Comment by lupusreal

Comment by lupusreal 2 days ago

8 replies

The new space company is over twenty years old. For such a long development time I figured they actually had a reasonable chance of nailing the booster landing. I bet they'll do it next time.

trothamel 2 days ago

It also helps that they fairly routinely land boosters (with New Shepard), which means they've likely worked out the 'landing' part.

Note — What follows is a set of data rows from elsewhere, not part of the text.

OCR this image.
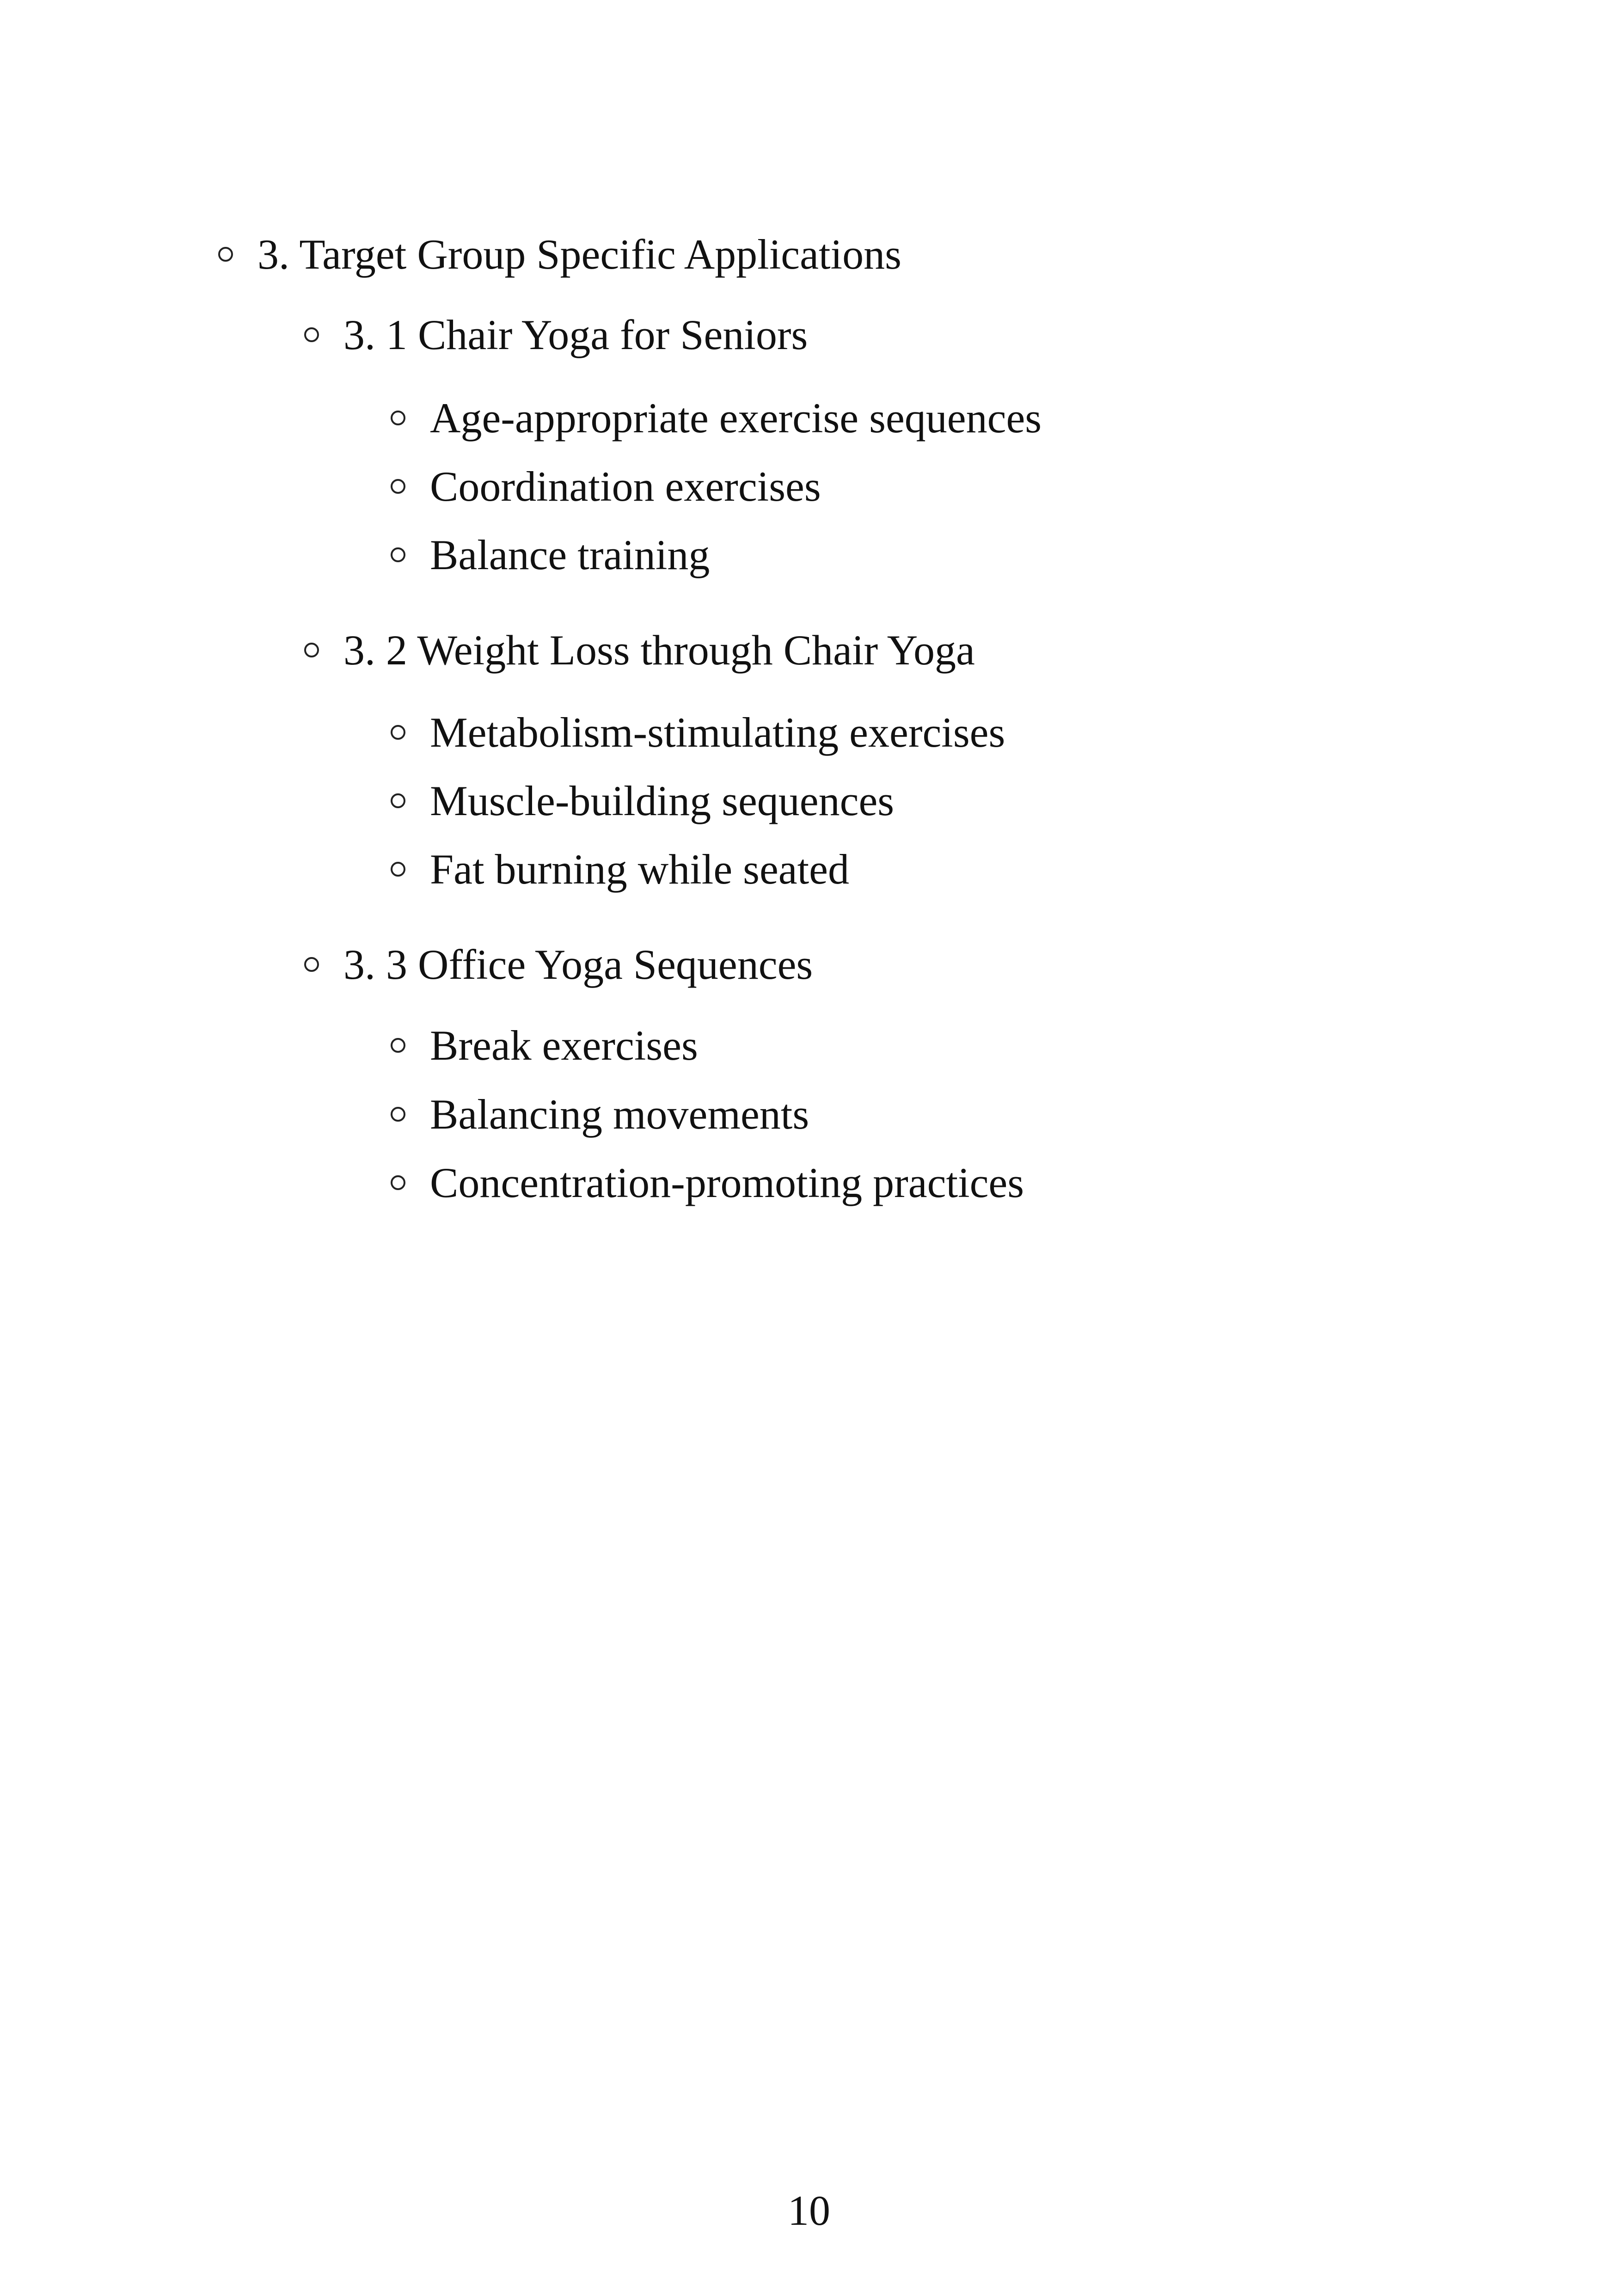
3. Target Group Specific Applications
3. 1 Chair Yoga for Seniors
Age-appropriate exercise sequences
Coordination exercises
Balance training
3. 2 Weight Loss through Chair Yoga
Metabolism-stimulating exercises
Muscle-building sequences
Fat burning while seated
3. 3 Office Yoga Sequences
Break exercises
Balancing movements
Concentration-promoting practices
10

Now to see if they can solve the reentry problem.

bpodgursky 2 days ago

Sounded like maybe a telemetry loss, which is hard to fully simulate. They'll abort to be conservative in these situations even if the rocket could land itself without tele-operation.

  • mulmen 2 days ago

    Stage 1 is remotely operated? I find that surprising.

    • nirav72 2 days ago

      I’m not knowledgeable in the deep technical details of rocketry. But curious - how else would the first stage be operated? Should it be autonomous?

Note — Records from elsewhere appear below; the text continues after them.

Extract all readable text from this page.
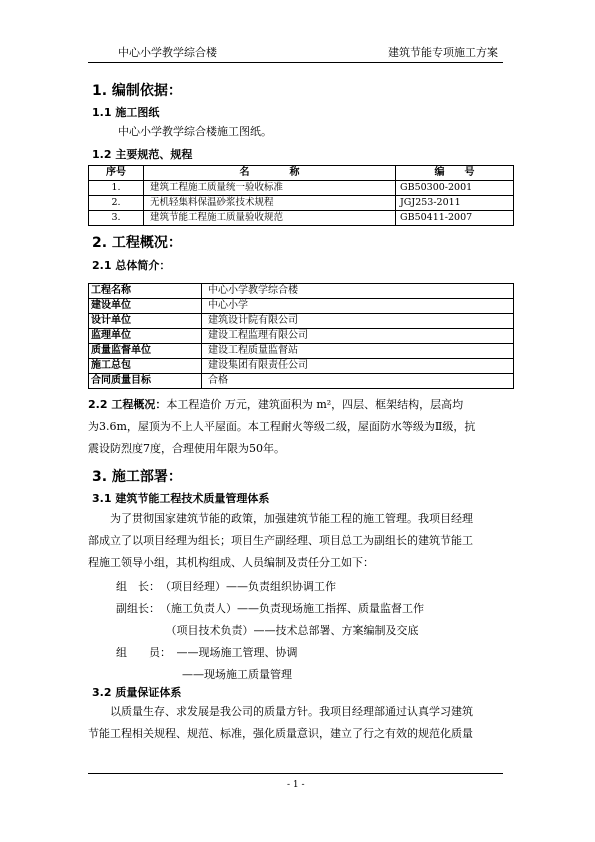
中心小学教学综合楼	建筑节能专项施工方案
1. 编制依据：
1.1 施工图纸
中心小学教学综合楼施工图纸。
1.2 主要规范、规程
序号	名　　　　称	编　　号
1.	建筑工程施工质量统一验收标准	GB50300-2001
2.	无机轻集料保温砂浆技术规程	JGJ253-2011
3.	建筑节能工程施工质量验收规范	GB50411-2007
2. 工程概况：
2.1 总体简介：
工程名称	中心小学教学综合楼
建设单位	中心小学
设计单位	建筑设计院有限公司
监理单位	建设工程监理有限公司
质量监督单位	建设工程质量监督站
施工总包	建设集团有限责任公司
合同质量目标	合格
2.2 工程概况：本工程造价 万元，建筑面积为 m²，四层、框架结构，层高均
为3.6m，屋顶为不上人平屋面。本工程耐火等级二级，屋面防水等级为Ⅱ级，抗
震设防烈度7度，合理使用年限为50年。
3. 施工部署：
3.1 建筑节能工程技术质量管理体系
为了贯彻国家建筑节能的政策，加强建筑节能工程的施工管理。我项目经理
部成立了以项目经理为组长；项目生产副经理、项目总工为副组长的建筑节能工
程施工领导小组，其机构组成、人员编制及责任分工如下：
组　长：　（项目经理）——负责组织协调工作
副组长：　（施工负责人）——负责现场施工指挥、质量监督工作
　　　　　（项目技术负责）——技术总部署、方案编制及交底
组　　员：　——现场施工管理、协调
　　　　　　——现场施工质量管理
3.2 质量保证体系
以质量生存、求发展是我公司的质量方针。我项目经理部通过认真学习建筑
节能工程相关规程、规范、标准，强化质量意识，建立了行之有效的规范化质量
- 1 -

      • 0xffff2 2 days ago

        Yes. The timings involved would make it impractical to land a rocket reliably via human teleoperation even with zero latency.

      • mulmen 2 days ago

        I’m not a rocket scientist but my assumption is that it would be internally guided and only take external inputs in the form of GPS and “land on the ship” or “don’t land on the ship”. Saturn V was manned and had a an internal guidance computer.

    • bpodgursky 2 days ago

      No, but they want to be able to remotely abort.